The algorithm didn’t “make a mistake” in picking out someone like Brown. It may have correctly determined that Brown was more likely to commit a murder than you or me. But that is very different from saying that he did (or will) kill someone.
Suppose there’s a one-in-a-million chance that a typical citizen will commit a murder, but there is a one-in-a-thousand chance that Brown will. That makes him a thousand times as likely to commit a murder as a typical citizen. So it makes sense statistically for the police to focus their attention on him. But don’t forget that there is only a one-in-a-thousand chance that he commits a murder. For a thousand such “suspect” Browns, there is only one who is a murderer and 999 who are innocent. How much are we willing to inconvenience or harm the 999 to stop the one?
Kansas City is far from being alone in this sort of pre-emptive contact with citizens identified as “likely to commit crimes.” Last year, there was considerable controversy over a similar program in Chicago.
Such tactics, even if effective in reducing crime, raise civil liberty concerns.

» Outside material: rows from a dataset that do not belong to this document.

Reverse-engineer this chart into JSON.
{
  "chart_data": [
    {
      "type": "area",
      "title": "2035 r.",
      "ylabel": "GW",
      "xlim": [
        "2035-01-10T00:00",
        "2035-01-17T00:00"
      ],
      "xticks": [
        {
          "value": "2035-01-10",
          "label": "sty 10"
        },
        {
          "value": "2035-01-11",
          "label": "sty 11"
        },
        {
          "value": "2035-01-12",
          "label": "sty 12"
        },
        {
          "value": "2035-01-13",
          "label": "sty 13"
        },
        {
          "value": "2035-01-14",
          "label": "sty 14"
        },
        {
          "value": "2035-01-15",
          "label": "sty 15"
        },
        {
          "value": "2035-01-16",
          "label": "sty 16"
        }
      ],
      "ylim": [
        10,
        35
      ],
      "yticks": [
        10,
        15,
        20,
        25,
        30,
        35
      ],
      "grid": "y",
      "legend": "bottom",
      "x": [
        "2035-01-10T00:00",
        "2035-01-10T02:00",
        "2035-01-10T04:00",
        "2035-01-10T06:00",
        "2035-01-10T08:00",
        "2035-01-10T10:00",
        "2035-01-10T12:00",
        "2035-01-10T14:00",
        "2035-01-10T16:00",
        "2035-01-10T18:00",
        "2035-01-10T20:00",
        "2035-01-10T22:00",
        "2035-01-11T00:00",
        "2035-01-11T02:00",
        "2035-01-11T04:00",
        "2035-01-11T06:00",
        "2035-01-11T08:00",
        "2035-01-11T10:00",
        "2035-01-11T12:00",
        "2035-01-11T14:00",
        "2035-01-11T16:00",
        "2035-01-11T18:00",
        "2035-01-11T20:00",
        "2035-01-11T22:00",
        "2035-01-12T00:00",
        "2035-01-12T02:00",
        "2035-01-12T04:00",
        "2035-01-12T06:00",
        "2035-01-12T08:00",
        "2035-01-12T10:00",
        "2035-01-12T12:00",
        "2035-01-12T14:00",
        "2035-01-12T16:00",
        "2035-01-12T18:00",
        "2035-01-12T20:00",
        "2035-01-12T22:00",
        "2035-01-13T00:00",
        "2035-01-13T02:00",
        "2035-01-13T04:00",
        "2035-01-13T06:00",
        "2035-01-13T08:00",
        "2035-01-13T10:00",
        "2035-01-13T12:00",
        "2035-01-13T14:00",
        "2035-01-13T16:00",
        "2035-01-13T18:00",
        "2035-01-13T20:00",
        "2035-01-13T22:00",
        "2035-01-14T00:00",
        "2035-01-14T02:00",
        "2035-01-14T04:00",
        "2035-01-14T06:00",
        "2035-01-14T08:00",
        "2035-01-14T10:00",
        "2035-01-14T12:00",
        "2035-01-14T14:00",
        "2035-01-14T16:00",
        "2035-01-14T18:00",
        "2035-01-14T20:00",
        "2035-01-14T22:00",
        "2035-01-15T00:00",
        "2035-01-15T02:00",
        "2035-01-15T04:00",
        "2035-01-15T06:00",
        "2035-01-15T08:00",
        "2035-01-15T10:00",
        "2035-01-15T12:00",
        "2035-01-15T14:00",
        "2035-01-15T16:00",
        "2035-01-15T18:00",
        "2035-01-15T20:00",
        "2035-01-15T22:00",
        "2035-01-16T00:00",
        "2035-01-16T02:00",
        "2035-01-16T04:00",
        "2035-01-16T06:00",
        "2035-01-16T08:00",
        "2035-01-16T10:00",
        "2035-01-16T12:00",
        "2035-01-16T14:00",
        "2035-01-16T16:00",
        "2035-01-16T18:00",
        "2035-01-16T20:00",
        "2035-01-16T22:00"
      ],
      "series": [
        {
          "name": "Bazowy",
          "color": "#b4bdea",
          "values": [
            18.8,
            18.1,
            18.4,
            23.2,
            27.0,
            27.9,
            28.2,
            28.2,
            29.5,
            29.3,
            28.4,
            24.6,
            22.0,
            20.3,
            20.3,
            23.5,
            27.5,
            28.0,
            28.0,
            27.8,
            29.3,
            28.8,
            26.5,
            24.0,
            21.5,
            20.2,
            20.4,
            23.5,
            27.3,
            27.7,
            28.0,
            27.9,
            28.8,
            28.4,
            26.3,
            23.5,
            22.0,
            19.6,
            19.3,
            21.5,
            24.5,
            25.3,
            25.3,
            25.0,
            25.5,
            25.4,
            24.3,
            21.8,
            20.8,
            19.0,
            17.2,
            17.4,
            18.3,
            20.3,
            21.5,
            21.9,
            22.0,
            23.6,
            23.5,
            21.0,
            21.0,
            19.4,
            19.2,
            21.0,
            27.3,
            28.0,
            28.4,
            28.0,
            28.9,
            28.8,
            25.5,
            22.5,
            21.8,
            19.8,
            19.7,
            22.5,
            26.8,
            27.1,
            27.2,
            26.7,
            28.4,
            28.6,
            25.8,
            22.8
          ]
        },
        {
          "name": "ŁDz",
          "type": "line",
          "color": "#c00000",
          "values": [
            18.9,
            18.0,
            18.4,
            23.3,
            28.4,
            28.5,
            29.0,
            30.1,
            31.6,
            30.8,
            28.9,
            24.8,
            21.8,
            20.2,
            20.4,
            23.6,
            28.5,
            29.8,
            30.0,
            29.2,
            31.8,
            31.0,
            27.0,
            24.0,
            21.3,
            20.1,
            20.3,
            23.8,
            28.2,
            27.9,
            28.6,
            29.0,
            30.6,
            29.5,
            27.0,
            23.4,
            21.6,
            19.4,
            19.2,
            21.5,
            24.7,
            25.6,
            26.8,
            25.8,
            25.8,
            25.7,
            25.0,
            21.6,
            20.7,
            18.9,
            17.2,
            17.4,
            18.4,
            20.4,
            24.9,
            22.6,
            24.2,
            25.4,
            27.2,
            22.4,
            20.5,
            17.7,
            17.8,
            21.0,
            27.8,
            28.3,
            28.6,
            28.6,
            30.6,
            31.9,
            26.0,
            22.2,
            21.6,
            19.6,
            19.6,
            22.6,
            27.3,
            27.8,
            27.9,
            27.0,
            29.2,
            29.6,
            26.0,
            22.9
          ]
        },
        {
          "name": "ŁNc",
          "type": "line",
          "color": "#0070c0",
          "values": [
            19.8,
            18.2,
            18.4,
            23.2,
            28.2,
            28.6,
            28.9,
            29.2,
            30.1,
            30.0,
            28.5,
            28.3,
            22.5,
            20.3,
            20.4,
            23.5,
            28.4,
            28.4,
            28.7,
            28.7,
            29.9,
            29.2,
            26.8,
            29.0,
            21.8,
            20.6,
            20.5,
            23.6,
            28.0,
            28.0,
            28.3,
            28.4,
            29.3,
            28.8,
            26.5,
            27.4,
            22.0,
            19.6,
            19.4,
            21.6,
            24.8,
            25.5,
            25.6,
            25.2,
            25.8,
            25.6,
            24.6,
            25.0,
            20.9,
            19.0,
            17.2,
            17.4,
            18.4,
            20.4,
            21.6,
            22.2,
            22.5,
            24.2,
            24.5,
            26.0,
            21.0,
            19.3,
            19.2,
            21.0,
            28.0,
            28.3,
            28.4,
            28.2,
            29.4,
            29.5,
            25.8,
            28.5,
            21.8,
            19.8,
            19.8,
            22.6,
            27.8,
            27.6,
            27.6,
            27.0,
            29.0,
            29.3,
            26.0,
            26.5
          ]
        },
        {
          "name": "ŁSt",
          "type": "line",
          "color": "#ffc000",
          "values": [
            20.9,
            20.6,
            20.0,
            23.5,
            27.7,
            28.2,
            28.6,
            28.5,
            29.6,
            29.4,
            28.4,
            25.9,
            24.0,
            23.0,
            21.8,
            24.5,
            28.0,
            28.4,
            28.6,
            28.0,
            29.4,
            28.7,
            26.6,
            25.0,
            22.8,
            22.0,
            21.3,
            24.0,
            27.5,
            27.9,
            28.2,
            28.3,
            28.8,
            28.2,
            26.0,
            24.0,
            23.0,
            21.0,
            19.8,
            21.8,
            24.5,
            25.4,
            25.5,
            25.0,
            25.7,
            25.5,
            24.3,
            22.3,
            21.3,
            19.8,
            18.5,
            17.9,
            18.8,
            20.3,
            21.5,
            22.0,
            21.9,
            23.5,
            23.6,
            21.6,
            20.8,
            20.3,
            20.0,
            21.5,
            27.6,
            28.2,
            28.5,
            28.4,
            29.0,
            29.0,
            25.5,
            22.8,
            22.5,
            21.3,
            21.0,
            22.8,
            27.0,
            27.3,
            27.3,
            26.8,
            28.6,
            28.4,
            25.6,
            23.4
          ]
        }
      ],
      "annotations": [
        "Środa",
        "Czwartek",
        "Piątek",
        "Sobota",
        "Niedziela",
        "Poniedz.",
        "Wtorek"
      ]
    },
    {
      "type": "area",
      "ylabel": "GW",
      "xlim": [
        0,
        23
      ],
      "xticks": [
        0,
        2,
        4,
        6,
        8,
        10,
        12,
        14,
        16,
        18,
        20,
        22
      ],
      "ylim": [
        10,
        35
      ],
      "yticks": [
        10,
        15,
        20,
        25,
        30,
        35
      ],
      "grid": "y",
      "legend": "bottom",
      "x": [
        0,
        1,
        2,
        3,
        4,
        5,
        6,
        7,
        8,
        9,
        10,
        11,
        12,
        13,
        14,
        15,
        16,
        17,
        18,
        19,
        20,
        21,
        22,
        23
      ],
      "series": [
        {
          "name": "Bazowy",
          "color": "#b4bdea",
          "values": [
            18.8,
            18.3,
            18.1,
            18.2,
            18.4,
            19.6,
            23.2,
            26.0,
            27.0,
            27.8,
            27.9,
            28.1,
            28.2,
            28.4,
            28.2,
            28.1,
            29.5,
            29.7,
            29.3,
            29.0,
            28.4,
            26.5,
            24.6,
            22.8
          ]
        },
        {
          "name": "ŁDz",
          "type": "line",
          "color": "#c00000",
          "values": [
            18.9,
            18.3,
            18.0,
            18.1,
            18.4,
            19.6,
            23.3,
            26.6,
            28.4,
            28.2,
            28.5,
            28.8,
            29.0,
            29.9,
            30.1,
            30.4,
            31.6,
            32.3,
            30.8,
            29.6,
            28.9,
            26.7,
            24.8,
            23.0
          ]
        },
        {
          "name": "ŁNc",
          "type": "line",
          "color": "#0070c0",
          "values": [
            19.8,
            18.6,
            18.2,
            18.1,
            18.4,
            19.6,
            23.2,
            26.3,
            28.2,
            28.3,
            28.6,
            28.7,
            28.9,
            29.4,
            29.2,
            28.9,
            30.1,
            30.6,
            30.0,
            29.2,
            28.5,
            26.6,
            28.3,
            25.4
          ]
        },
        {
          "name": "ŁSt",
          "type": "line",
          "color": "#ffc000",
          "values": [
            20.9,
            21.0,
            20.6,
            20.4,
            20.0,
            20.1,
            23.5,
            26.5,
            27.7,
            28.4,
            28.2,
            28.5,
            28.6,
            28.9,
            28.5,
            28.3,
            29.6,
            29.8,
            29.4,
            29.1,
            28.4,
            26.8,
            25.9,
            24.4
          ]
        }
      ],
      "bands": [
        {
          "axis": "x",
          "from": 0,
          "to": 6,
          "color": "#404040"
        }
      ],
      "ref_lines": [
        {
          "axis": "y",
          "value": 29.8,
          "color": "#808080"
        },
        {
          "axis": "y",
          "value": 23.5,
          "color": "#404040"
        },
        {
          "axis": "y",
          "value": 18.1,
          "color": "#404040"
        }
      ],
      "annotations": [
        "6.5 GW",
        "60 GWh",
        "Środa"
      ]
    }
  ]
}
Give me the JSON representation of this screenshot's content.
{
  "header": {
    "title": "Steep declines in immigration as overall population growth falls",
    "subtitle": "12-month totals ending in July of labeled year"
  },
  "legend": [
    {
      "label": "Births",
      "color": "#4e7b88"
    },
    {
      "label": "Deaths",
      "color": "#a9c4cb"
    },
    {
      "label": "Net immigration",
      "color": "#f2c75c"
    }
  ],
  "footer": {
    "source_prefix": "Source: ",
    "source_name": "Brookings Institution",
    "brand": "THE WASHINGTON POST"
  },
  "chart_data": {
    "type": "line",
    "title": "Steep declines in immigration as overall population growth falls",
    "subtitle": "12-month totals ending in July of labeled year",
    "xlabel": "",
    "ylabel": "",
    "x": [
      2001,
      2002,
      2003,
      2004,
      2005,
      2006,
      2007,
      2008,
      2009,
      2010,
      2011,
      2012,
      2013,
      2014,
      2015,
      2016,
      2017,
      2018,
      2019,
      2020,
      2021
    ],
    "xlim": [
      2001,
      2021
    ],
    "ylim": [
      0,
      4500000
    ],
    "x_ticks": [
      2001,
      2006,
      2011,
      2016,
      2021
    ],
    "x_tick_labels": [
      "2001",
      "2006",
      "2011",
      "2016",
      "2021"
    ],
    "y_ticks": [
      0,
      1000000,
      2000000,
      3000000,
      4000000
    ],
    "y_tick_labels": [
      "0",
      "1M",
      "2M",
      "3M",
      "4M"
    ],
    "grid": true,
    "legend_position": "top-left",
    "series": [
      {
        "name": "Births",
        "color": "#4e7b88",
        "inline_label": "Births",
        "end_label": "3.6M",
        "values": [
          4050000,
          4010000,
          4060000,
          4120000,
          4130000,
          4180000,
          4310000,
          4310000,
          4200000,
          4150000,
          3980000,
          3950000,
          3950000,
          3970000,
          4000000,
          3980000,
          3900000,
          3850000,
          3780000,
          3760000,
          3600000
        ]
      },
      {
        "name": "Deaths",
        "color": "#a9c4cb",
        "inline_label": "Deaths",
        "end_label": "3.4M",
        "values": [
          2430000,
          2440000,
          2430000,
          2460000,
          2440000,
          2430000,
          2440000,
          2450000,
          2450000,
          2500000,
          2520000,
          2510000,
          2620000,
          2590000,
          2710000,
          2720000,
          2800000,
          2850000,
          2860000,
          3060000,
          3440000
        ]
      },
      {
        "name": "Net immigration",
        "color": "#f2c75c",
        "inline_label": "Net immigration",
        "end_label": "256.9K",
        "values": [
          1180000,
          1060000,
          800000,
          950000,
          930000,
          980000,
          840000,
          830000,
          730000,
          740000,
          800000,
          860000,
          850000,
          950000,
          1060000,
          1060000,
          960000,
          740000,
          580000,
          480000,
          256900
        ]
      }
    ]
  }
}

Suppose you fit the profile of a bad driver and have accumulated points on your driving record. Consider how you would feel if you had a patrol car follow you every time you got behind the wheel. Even worse, it’s likely, even if you’re doing your best, that you will make an occasional mistake. For most of us, rolling through a stop sign or driving 5 miles per hour above the speed limit is usually of little consequence. But since you have a cop following you, you get a ticket for every small offense. In consequence, you end up with an even worse driving record.
Yes, data can help make predictions, and these predictions can help police expend their resources smarter. But we must remember that a probabilistic prediction is not certainty and explicitly consider the harm to innocent people when we take actions based on probabilities. More broadly speaking, data science can bring us many benefits, but care is required to make sure that it does so in a fair manner.